From the seaport I could see the whole town, and after the last visible house, I could only see the mountains. The roads that communicate one town with the other are scarce, and the mail service—even overnight—may take up to three days.
The City of Juneau
The population is approximately 30 thousand people. The industry generating the most employment and income is tourism, and despite their conservative feelings (politically speaking), tourists are treated like kings and queens. Juneau is also a mining district, and many report incomes out of this activity.

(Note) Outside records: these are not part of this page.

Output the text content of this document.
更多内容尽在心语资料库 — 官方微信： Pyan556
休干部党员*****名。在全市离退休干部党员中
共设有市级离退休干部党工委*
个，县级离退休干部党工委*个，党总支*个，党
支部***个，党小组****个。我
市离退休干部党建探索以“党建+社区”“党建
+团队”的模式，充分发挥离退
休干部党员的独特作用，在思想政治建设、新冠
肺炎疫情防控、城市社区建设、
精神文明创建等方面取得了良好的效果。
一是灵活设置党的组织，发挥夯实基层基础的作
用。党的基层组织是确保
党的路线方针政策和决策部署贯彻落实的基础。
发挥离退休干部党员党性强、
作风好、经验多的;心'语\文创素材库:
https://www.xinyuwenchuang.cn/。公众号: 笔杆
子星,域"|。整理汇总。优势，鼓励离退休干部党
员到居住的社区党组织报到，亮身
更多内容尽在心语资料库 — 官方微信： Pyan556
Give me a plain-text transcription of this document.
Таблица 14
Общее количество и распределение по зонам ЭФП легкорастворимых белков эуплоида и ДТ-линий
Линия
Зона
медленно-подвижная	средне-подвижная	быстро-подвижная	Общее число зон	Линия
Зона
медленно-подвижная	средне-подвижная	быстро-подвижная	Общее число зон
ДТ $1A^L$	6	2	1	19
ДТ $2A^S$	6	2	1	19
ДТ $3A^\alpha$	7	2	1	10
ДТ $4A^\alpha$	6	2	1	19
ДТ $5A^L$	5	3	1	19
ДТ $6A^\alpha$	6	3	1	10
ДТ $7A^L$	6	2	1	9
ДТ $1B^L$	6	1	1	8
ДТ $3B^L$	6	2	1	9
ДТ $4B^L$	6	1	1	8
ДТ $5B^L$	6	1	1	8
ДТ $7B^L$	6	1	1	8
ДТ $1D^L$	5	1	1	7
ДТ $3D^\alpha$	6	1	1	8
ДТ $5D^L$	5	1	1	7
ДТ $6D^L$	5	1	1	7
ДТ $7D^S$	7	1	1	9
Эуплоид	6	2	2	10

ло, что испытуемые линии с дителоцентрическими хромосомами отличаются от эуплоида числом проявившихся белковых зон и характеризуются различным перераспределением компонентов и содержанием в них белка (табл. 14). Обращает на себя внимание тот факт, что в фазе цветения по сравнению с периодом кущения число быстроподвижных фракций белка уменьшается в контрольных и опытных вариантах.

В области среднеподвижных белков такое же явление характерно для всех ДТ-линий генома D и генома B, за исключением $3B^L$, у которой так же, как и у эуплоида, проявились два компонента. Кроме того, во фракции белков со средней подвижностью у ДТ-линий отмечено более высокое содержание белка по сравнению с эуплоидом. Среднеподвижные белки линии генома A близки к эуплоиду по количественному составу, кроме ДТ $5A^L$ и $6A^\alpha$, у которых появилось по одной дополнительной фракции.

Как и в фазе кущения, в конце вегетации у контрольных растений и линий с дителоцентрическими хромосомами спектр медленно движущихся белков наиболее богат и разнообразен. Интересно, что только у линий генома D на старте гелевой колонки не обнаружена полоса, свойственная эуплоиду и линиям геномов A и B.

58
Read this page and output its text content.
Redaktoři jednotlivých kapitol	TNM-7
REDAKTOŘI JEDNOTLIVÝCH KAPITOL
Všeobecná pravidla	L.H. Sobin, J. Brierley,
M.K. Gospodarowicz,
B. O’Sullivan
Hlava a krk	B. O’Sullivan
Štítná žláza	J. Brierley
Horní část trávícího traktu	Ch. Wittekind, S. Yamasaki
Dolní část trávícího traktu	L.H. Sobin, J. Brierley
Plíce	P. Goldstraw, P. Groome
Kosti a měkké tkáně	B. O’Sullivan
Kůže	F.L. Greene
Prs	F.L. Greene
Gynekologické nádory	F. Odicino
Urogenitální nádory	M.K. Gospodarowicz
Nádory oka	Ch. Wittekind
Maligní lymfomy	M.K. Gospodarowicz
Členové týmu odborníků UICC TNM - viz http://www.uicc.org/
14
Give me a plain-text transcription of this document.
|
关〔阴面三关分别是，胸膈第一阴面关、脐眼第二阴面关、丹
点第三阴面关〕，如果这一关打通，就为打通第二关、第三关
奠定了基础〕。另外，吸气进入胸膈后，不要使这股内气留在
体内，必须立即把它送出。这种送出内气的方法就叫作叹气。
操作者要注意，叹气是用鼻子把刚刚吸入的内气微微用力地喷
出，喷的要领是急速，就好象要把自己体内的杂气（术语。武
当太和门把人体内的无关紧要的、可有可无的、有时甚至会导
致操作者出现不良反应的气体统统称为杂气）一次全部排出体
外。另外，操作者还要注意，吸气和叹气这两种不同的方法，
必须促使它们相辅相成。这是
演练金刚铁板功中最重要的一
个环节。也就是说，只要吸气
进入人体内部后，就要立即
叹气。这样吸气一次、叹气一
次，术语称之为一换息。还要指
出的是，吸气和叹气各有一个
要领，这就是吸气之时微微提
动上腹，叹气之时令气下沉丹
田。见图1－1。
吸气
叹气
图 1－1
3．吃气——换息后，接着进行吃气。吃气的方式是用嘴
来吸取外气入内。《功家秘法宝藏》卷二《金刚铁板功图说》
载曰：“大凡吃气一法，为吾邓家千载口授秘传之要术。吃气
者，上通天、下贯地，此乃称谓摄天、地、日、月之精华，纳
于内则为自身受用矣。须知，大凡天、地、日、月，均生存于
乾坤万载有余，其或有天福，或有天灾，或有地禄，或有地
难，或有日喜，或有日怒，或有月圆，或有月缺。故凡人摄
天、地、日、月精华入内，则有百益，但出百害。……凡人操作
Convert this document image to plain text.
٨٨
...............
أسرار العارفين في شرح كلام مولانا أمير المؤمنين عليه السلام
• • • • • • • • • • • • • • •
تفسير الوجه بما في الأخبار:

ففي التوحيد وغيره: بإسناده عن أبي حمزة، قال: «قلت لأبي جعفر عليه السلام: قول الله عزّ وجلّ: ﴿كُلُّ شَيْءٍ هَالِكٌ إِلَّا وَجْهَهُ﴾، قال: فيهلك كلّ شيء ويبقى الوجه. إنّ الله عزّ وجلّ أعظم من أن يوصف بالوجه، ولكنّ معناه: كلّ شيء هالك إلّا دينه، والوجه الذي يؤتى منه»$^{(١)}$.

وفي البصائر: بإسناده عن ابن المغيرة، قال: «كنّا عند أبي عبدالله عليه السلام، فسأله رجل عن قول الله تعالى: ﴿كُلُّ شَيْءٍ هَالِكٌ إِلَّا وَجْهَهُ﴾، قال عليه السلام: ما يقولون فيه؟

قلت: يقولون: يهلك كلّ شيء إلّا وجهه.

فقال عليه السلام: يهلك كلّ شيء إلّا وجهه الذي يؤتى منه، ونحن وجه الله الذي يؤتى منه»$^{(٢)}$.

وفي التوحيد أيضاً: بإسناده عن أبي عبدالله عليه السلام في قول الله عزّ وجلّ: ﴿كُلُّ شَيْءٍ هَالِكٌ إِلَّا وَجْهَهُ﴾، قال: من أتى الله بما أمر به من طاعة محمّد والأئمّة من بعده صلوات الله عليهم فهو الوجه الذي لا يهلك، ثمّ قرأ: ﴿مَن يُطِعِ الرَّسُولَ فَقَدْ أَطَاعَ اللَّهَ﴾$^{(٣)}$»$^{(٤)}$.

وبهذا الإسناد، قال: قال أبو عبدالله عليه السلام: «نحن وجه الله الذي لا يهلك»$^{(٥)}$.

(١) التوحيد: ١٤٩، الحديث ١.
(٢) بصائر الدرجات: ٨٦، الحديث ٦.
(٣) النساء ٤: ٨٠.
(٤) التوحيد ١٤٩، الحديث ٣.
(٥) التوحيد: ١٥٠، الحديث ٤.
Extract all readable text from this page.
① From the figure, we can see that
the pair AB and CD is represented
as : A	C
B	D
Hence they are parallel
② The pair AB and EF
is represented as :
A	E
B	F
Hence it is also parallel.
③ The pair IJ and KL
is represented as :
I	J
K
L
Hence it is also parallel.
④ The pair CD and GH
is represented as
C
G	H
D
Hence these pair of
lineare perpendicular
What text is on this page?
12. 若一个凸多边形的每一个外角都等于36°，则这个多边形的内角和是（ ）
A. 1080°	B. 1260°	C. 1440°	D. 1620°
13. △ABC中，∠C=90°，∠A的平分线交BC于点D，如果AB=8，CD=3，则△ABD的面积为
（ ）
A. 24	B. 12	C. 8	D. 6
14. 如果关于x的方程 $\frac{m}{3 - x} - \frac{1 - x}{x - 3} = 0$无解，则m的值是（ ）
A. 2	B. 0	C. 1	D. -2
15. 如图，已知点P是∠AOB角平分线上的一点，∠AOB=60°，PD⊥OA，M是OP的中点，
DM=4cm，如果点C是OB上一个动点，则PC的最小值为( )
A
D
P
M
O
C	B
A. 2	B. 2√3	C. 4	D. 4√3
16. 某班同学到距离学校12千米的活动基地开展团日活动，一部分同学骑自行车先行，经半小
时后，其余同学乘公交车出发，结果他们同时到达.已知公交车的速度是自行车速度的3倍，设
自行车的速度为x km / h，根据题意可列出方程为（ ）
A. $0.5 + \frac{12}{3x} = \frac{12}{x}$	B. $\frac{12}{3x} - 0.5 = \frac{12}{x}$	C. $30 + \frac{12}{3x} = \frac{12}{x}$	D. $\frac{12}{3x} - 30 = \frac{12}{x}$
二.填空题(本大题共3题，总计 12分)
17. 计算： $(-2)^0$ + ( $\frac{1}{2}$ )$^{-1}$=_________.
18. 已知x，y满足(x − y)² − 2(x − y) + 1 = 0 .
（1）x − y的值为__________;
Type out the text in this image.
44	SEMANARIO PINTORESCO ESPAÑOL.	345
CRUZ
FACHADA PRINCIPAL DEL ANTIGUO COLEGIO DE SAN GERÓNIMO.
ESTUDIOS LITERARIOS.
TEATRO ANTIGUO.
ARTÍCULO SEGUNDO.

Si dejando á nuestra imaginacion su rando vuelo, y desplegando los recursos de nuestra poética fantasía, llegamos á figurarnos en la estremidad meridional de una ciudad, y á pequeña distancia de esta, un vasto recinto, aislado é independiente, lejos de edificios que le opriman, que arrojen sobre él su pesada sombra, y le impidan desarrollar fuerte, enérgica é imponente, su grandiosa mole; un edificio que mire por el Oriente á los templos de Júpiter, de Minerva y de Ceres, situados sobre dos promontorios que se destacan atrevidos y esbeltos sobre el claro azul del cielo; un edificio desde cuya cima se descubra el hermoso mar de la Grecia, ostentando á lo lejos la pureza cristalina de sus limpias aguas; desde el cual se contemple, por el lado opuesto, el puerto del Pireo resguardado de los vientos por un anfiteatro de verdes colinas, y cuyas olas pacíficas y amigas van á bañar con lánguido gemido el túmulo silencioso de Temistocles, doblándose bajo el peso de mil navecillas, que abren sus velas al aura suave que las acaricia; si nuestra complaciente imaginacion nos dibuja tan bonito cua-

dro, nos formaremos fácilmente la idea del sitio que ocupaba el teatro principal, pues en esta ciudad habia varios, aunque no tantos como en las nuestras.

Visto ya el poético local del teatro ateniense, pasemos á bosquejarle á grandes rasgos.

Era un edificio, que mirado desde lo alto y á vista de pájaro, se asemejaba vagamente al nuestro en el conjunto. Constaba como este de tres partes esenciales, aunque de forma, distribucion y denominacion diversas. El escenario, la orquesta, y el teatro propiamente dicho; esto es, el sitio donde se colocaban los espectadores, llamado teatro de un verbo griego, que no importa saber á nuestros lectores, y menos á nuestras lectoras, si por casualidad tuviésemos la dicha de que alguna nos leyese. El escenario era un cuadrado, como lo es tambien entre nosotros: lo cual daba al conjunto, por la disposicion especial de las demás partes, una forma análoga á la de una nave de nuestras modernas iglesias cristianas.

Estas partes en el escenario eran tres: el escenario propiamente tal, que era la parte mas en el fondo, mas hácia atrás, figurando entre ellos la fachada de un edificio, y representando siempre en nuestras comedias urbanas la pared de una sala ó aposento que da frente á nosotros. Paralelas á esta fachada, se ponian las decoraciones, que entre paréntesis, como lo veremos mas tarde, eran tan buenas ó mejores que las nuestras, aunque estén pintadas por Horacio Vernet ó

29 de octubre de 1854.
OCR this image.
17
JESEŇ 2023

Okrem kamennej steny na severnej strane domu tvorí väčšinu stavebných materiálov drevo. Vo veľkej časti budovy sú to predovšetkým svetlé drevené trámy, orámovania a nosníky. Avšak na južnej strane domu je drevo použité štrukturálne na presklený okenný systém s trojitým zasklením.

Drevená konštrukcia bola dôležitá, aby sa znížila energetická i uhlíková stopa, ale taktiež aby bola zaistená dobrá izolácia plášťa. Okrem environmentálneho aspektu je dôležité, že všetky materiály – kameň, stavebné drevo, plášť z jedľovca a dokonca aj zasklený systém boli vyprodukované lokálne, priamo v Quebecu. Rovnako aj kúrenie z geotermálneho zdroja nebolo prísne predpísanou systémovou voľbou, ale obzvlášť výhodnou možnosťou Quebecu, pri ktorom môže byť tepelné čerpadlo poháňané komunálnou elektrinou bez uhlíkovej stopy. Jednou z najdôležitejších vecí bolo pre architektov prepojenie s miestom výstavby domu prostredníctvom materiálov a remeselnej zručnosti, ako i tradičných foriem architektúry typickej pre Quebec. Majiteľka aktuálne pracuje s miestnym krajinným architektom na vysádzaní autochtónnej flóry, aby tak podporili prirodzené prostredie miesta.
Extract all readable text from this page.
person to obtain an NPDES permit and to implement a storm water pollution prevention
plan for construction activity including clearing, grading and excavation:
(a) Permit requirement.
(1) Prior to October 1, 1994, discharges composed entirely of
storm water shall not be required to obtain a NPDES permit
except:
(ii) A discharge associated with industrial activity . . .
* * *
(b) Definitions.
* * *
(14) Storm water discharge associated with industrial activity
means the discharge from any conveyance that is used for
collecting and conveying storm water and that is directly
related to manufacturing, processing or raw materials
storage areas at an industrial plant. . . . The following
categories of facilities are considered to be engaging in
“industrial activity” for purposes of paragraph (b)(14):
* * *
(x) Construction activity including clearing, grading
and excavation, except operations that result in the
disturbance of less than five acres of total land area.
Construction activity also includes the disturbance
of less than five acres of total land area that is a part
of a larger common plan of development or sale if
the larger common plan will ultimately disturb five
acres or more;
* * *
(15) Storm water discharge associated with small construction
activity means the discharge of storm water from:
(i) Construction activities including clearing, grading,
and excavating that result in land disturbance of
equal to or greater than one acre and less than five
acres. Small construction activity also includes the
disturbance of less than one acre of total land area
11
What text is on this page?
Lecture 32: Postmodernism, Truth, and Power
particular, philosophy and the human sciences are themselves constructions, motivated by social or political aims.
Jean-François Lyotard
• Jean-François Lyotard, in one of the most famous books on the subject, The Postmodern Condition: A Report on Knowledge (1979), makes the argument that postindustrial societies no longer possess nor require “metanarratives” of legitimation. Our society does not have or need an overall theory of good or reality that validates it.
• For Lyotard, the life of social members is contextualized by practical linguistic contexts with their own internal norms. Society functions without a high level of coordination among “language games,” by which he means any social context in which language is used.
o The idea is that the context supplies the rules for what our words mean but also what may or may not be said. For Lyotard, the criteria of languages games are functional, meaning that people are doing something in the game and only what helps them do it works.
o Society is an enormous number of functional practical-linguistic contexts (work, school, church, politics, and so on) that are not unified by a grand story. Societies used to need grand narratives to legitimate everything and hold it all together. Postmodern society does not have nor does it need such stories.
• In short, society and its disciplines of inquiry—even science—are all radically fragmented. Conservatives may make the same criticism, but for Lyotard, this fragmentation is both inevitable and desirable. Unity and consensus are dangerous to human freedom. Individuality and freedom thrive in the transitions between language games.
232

The city center is 2 kilometers from the seaport. There are shops of all tastes, yes, nothing eccentric. There are no food chains; I did not see a McDonalds or a Burger King. However, crab legs are highly recommended and the $ 90 bucket for three people includes crab, shrimp, and lobster. My favorite dish was the lobster chowder.
There are no big clothing stores. All clothing is produced locally for the cold of the area. I did not see brands like Zara or Coach (very common in every corner of the United States). Mind you, the perfect place to buy mink skins is Juneau. The prices for each coat are not less than 3000 dollars (and those are the less expensive ones).
I went to do speed boating near the Mendenhall Glacier. When I saw the greatness of the glacier I was puzzled for a few minutes since the photos do not do justice to the live view. So much so that I've heard the word glacier, but its appearance was more than my expectations. I was speechless with so much magnificence.
One last thing that impressed me about Juneau was the flag of Mexico hoisted in the midst of the town. It made me think that regardless of the effervescent support from the Juneauites to president Trump, they know that heaving the flag make tourists feel welcome to their town and, in some sense, safe.
I will go to sleep excited to spend my next few days in Skagway. I will keep you posted.